Ele menciona fato que evitei em meu texto, com o qual concordo e agora dou ênfase: o arrependimento “encarado como culpa, com a conotação puramente religiosa que se lhe atribui, de fato, ele se torna autoflagelação descabida.” As religiões, especialmente aquelas de origem judaico-cristã, ouso dizer que inventaram a Culpa, e dela tiram proveito até hoje. Pecar, confessar, receber o perdão após penitência, e voltar a pecar é mecanismo engenhoso que alivia a culpa. Em meu texto anterior salientei que “voltar a pecar” é inevitável e inerente à natureza humana. Alguma coisa vamos aprendendo ao longo da vida, a duras penas, com sofrimento às vezes extremo, e até chegamos a evitar a repetição de determinado erro, mas isso é exceção.
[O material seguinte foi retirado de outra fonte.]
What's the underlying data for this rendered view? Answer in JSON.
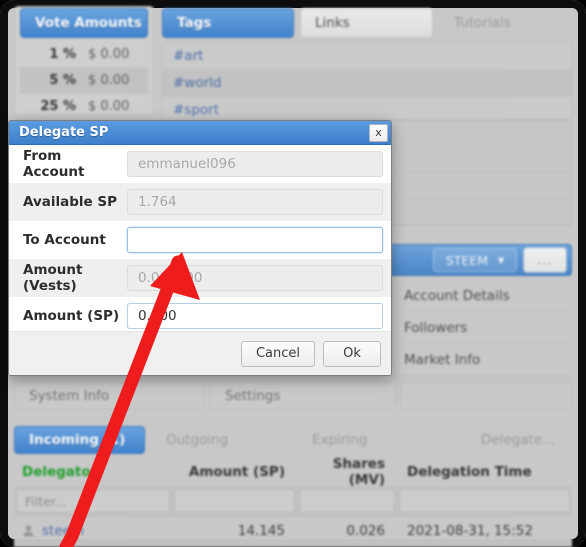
{
  "background": {
    "vote_panel": {
      "tab_label": "Vote Amounts",
      "rows": [
        {
          "percent": "1 %",
          "amount": "$ 0.00"
        },
        {
          "percent": "5 %",
          "amount": "$ 0.00"
        },
        {
          "percent": "25 %",
          "amount": "$ 0.00"
        }
      ]
    },
    "top_tabs": [
      {
        "label": "Tags",
        "state": "active"
      },
      {
        "label": "Links",
        "state": "inactive"
      },
      {
        "label": "Tutorials",
        "state": "disabled"
      }
    ],
    "tags": [
      "#art",
      "#world",
      "#sport"
    ],
    "toolbar": {
      "currency_label": "STEEM",
      "more_label": "..."
    },
    "right_menu": [
      "Account Details",
      "Followers",
      "Market Info"
    ],
    "secondary_tabs": [
      {
        "label": "System Info"
      },
      {
        "label": "Settings"
      }
    ],
    "delegation_tabs": [
      {
        "label": "Incoming (1)",
        "state": "active"
      },
      {
        "label": "Outgoing",
        "state": "inactive"
      },
      {
        "label": "Expiring",
        "state": "inactive"
      },
      {
        "label": "Delegate...",
        "state": "inactive"
      }
    ],
    "table": {
      "columns": [
        "Delegator",
        "Amount (SP)",
        "Shares (MV)",
        "Delegation Time"
      ],
      "filter_placeholder": "Filter...",
      "rows": [
        {
          "delegator": "steem",
          "amount_sp": "14.145",
          "shares_mv": "0.026",
          "delegation_time": "2021-08-31, 15:52"
        }
      ]
    }
  },
  "dialog": {
    "title": "Delegate SP",
    "close_label": "x",
    "fields": [
      {
        "label": "From Account",
        "value": "emmanuel096",
        "state": "readonly"
      },
      {
        "label": "Available SP",
        "value": "1.764",
        "state": "readonly"
      },
      {
        "label": "To Account",
        "value": "",
        "state": "focused"
      },
      {
        "label": "Amount (Vests)",
        "value": "0.000000",
        "state": "readonly"
      },
      {
        "label": "Amount (SP)",
        "value": "0.000",
        "state": "editable"
      }
    ],
    "buttons": {
      "cancel": "Cancel",
      "ok": "Ok"
    }
  },
  "annotation": {
    "arrow_color": "#ee1c1c",
    "points_at": "To Account"
  }
}
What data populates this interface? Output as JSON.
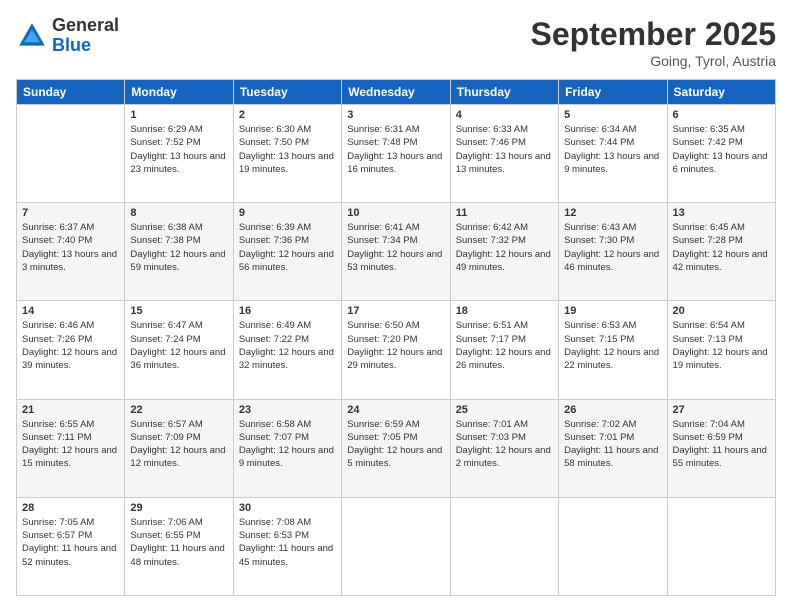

Acumular conhecimento é fácil, difícil é a aprendizagem emocional. Desenvolver tolerância para consigo mesmo, reconhecer as circunstâncias que nos levam a equívocos, tornar consciente aquilo que é inconsciente e que nos move até mesmo contra o nosso desejo, tudo isso é bem mais difícil. (A Psicanálise pode ajudar.)
Em seguida, com aguda perspicácia, Paulo afirma que “as palavras têm suas nuances de significado”, e que “arrependimento pode também significar ‘exame de consciência’, ‘autocrítica’, termos que, de fato, não têm lugar no poema. Bem, aqui ouvimos a voz do poeta, o peso que ele dá a cada palavra, a intenção de transmitir o inefável, o penetrar no mundo simbólico da poesia. Culpa já não é mais Culpa, é apenas uma ideia. Paulo apresenta, pois, brilhante solução para o emprego da palavra arrependimento.
Resta o Castigo. Paulo pondera que “não há ninguém que olhe para seus malfeitos sem sentir vergonha, a menos que padeça de amoralidade”, e que “dificilmente se pode evitar o constrangimento de tê-lo cometido”. Vergonha e constrangimento são sentimentos muito fortes, que machucam a alma; desenvolver, sinceramente, a tal tolerância para consigo mesmo pode abrandá-los. Em meu texto anterior assinalei que é mesmo “desconfortável” esta posição de reconhecer o erro e tornar a repeti-lo, mesmo buscando emendar-se. No entanto, que mais podemos fazer?
A prosseguir nessa linha de pensamentos, entramos em terreno pantanoso, movediço, o árduo caminho que persegue a compreensão da Natureza Humana. Mais uma vez, os homens se dividem entre os que creem e os que não creem, e isso faz toda a diferença. Deixemos para outro momento.
É com entusiasmo – e pouca arte – que dou prosseguimento a esta Correspondência com o Irmão. Ele me faz pensar e sou grato por isso.